High-nitrogen compounds, featuring in the release of environment-friendly N₂ and good thermal stability, have attracted increasing attention in the area of high energy density materials (HDEMs) [1 –6]. As one class of them, high-nitrogen ion salts not only inherit the novel physical and chemical properties of ionic liquids and salts, but also have a large number of N–N and C–N bonds and therefore possess large positive heats of formation [7, 8].

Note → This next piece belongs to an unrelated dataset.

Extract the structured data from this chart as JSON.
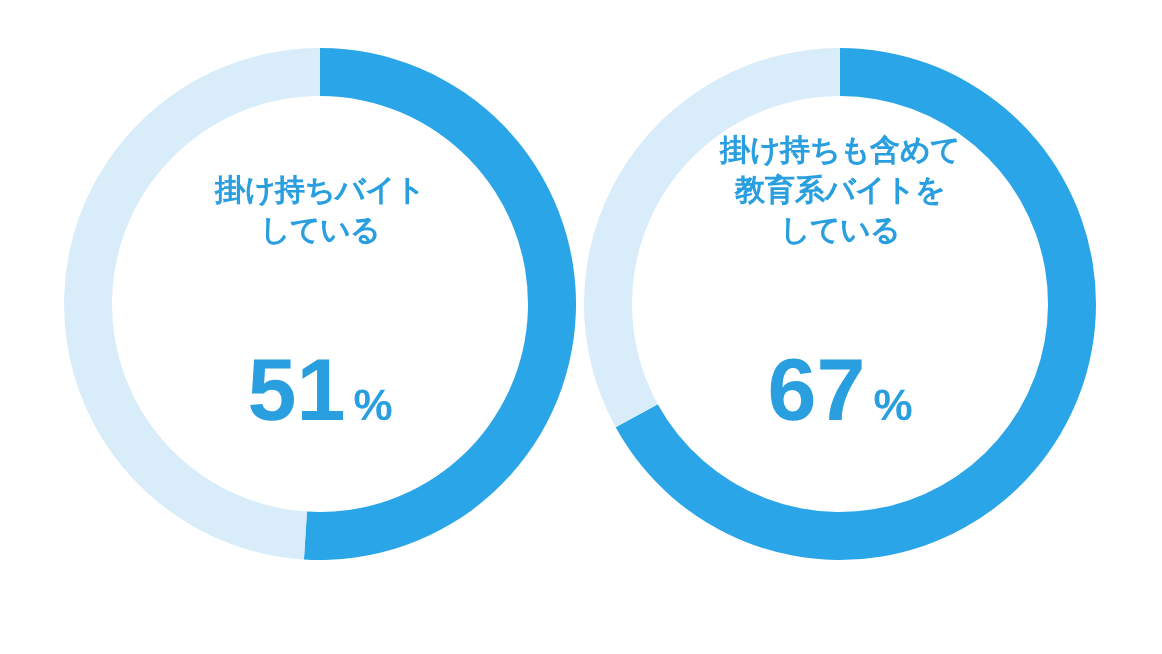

Five-membered heterocyclic compounds are traditional sources of energetic compounds [9 –11], and considerable attention is currently focused on azoles as high-nitrogen ion salts. Azoles compounds are an attractive, stable, high-nitrogen candidate suitable for practical applications as heat-resistant energetic materials. Table 1 lists five high-nitrogen energetic ion salts that have been reported [12 –16]. They all have relatively high-nitrogen content and good energy characteristics. Among them, the structures of 4-amino-1,2,4-triazole-2,4,6-Trinitro-1,3,5-trihydroxybenzene [(ATZ)(TNPZ)] [12] and the chloride salt of 1,1’-(triaz-1-ene-1,3-diyl)bis(1H-tetrazol-5-amine-5-aminotetrazole) (Cl•TEBA •2ATA) [13] (shown in Fig. 1) are similar to those reported in this paper. They are all connected by ionic bond through high-nitrogen ligands and non-metal cations. However, they all have a relatively low thermal decomposition temperature under 300°C, which could not meet the needs of specific conditions. Therefore, seeking new high-nitrogen ion salts that have better thermal stability is the current research hotspot.

Fig.1

Molecular structure of (ATZ)(TNPG) (a) and Cl•TEBA •2ATA (b).

Fig.2

Synthesis of H₃BTI.

Table 1

Nitrogen content, thermal decomposition temperature and reference number of five known high-nitrogen energetic ion salts that have been reported

Compounds	Nitrogen content/%	Thermal decomposition temperature/°C	Reference number
(ATZ)(TNPG)	28.41	200.1	[12]
Cl•TEBA •2ATA	77.13	230.5	[13]
Copper imidazolates	32.77	200–300	[14]
4-Nitro-5-(5-nitro-1,2,4-triazol-3-yl)-2H-1,2,3-trizaole	52.28	168.45	[15]
5,5^′-bis(trinitromethyl)-3,3^′-bi-1H-1,2,4-triazole	53.84	148	[16]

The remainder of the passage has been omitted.